4) Prophecy is the means through which the NC was extendedbackwards in time. Why can’t the benefits of NC not be inherent within the Covenantal promise and its implied prophecy?
5) I could be naively straying from several orthodox Biblical hermeneutics here simply because I don’t know about them or understand them.
Hi Eric,
Not sure what to say here other than that I still don’t see any reason to break the normal bounds of cause and effect. OT saints could enjoy some of the blessings of the NC because the NC was founded upon Christ’s promise. In the same way we could say that someone could have a loan “covered” if a surety vouched for them – even before that loan was fully paid. I have to think through that a little more, but I would recommend looking in Berkhof to see his discussion of Christ as surety.
Scott,
it seems that Brandon is utilizing these quotes for his point that the New Covenant is not a historically bounded covenant. However, doesn’t the Scriptures in Jer. 31:31-34, and the book of Hebrews as a whole, teach that the “New Covenant” indeed is an expression of the Covenant of Grace which is [historically] inaugerated by Christ at the cross? OT believers are said to partake of the New Covenant in the sense that the benefits of Christ as Surety is “retroactively” given to them.
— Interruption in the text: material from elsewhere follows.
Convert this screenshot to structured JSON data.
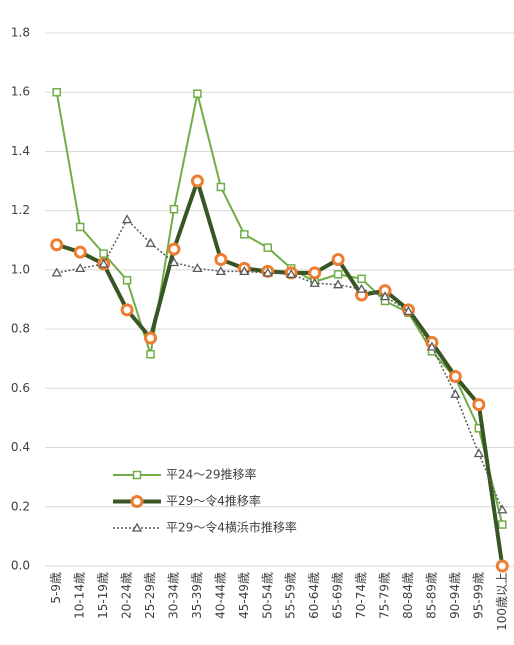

grammatical error: “benefits… are”
The quote from Augustine reminded me immediately of the passage from Hebrews:
Hebrews 11: 8 By faith Abraham obeyed when he was called to go out to a place that he was to receive as an inheritance. And he went out, not knowing where he was going. 9 By faith he went to live in the land of promise, as in a foreign land,living in tents with Isaac and Jacob, heirs with him of the same promise. 10 For he was looking forward to the city that has foundations, whose designer and builder is God.
The Holy Bible : English Standard Version. (Wheaton: Standard Bible Society, 2001).